We dream in solitude, but opening spaces for creative collaboration may help us — as individuals, organizations and communities — realize the full potential of our dreams.
This idea is the foundation of a popular Maker Movement that is gaining global attention for its merging of old-style “tinkering” with emerging technology systems.
“The future economic and social landscape [will be] shaped by the Maker Movement.”
“We will for the first time be able to truly ‘race with the machine,’ harnessing the power of the machine to unleash and amplify our creative energies,” according to Impact of the Maker Movement, a 2013 report that suggests the movement could radically change manufacturing and retail industries as well as education and public policy.
The report predicts that “the future economic and social landscape [will be] shaped by the Maker Movement” and that “collaborative production will define the future of work.”
Pennsylvania College of Technology faculty see an opportunity to use maker spaces to help students relate the theories they learn in classes with projects they can enjoy making on their own.
“The ability to have an idea – even though you have no idea how to make it happen – to be able to walk in and maybe meet other people who could help you make it happen,” excites math teacher Lauren Rhodes.
She and other Penn College faculty and administrators visited Bucknell University to get an idea of how faculty there are encouraging student participation in the maker movement.
Nathan P. Siegel, Ph.D., P.E., assistant professor of mechanical engineering at Bucknell, helped to arrange a tour of the university’s facilities and invited our cameras to film the tour and a student event in the maker space. Thank you, Nathan!

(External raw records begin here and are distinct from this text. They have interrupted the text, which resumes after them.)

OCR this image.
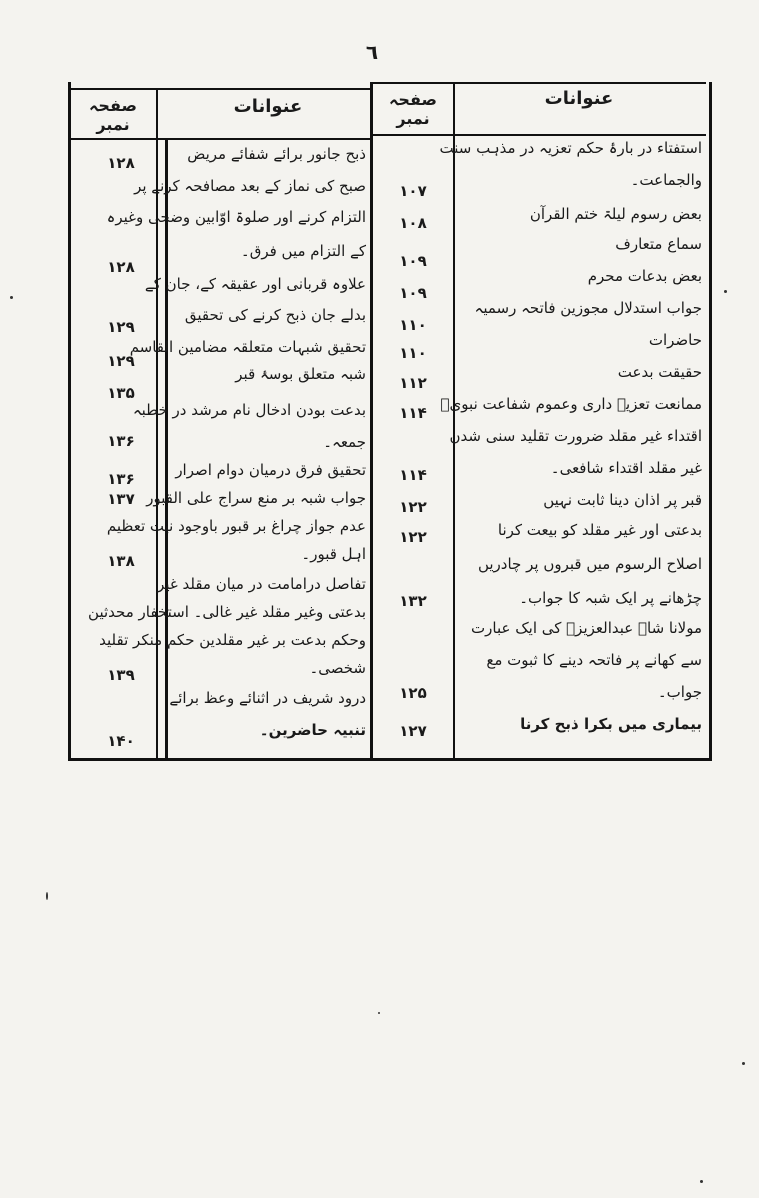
٦
صفحہ نمبر
عنوانات	صفحہ نمبر
عنوانات
ذبح جانور برائے شفائے مریض
۱۲۸
صبح کی نماز کے بعد مصافحہ کرنے پر
التزام کرنے اور صلوۃ اوّابین وضحی وغیرہ
کے التزام میں فرق۔
۱۲۸
علاوہ قربانی اور عقیقہ کے، جان کے
بدلے جان ذبح کرنے کی تحقیق
۱۲۹
تحقیق شبہات متعلقہ مضامین القاسم
شبہ متعلق بوسۂ قبر
۱۲۹
۱۳۵
بدعت بودن ادخال نام مرشد در خطبہ
جمعہ۔
۱۳۶
تحقیق فرق درمیان دوام اصرار
۱۳۶
جواب شبہ بر منع سراج علی القبور
۱۳۷
عدم جواز چراغ بر قبور باوجود نیت تعظیم
اہل قبور۔
۱۳۸
تفاصل درامامت در میان مقلد غیر
بدعتی وغیر مقلد غیر غالی۔ استخفار محدثین
وحکم بدعت بر غیر مقلدین حکم منکر تقلید
شخصی۔
۱۳۹
درود شریف در اثنائے وعظ برائے
تنبیہ حاضرین۔
۱۴۰
استفتاء در بارۂ حکم تعزیہ در مذہب سنت
والجماعت۔
۱۰۷
بعض رسوم لیلۃ ختم القرآن
۱۰۸
سماع متعارف
۱۰۹
بعض بدعات محرم
۱۰۹
جواب استدلال مجوزین فاتحہ رسمیہ
۱۱۰
حاضرات
۱۱۰
حقیقت بدعت
۱۱۲
ممانعت تعزیہ داری وعموم شفاعت نبویؐ
۱۱۴
اقتداء غیر مقلد ضرورت تقلید سنی شدن
غیر مقلد اقتداء شافعی۔
۱۱۴
قبر پر اذان دینا ثابت نہیں
۱۲۲
بدعتی اور غیر مقلد کو بیعت کرنا
۱۲۲
اصلاح الرسوم میں قبروں پر چادریں
چڑھانے پر ایک شبہ کا جواب۔
۱۳۲
مولانا شاہ عبدالعزیزؒ کی ایک عبارت
سے کھانے پر فاتحہ دینے کا ثبوت مع
جواب۔
۱۲۵
بیماری میں بکرا ذبح کرنا
۱۲۷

Bucknell was recognized as a national leader in promoting the maker culture in 2014, when members of the engineering faculty were invited to take part in the first White House Maker Faire.
The Bucknell Makers website calls the campus movement “an expression of the liberal arts at Bucknell – taking technology, culture, environment and aesthetics, and bringing it all together to create something of value uniquely your own.”
I am excited to see Penn College and Bucknell University – higher education institutions with different missions – are on the same page when it comes to appreciating the connections between expanding the mind and engaging the body in hands-on activities.
Working Class: Dream and Do featured video filmed in the Bucknell maker space. The documentary, produced by Penn College and WVIA Public Media, gave viewers an opportunity to see that the two central Pennsylvania campuses, less than 25 miles apart, share a desire to connect students with the maker movement.
A Penn College faculty roundtable discussion now available for viewing online also explored the movement’s blending of physical “making” with academic learning.
“It seems like sometimes students are stereotyped,” said Rob Wozniak, associate professor of architectural technology. “‘No, that’s not for you. You can’t do that.’ Who says? Who says I can’t do that?”
“Who says? Who says I can’t do that?”
Encouraging students of all ages to pursue a wide variety interests within a community of “doers” — in home workshops and public maker spaces — can help them make connections between theories and application. That kind of learning can be a foundation for success in the workplace.
Andrea McDonough Varner, art department coordinator in the Williamsport Area School District, said the movement can help build “stronger thinkers and better designers” that can “really push industries forward.”
“It’s connecting, it’s collaborating, it’s interacting,” she said.
In maker spaces, we have the opportunity to build communities of dreamers and doers who can lead the next wave of innovation and introduce works of art that impact individuals and societies.
Now it is up to us to find spaces — in our homes, schools, public buildings, and workplaces — where we encourage creativity. The movement needs us to do our part, to make a difference.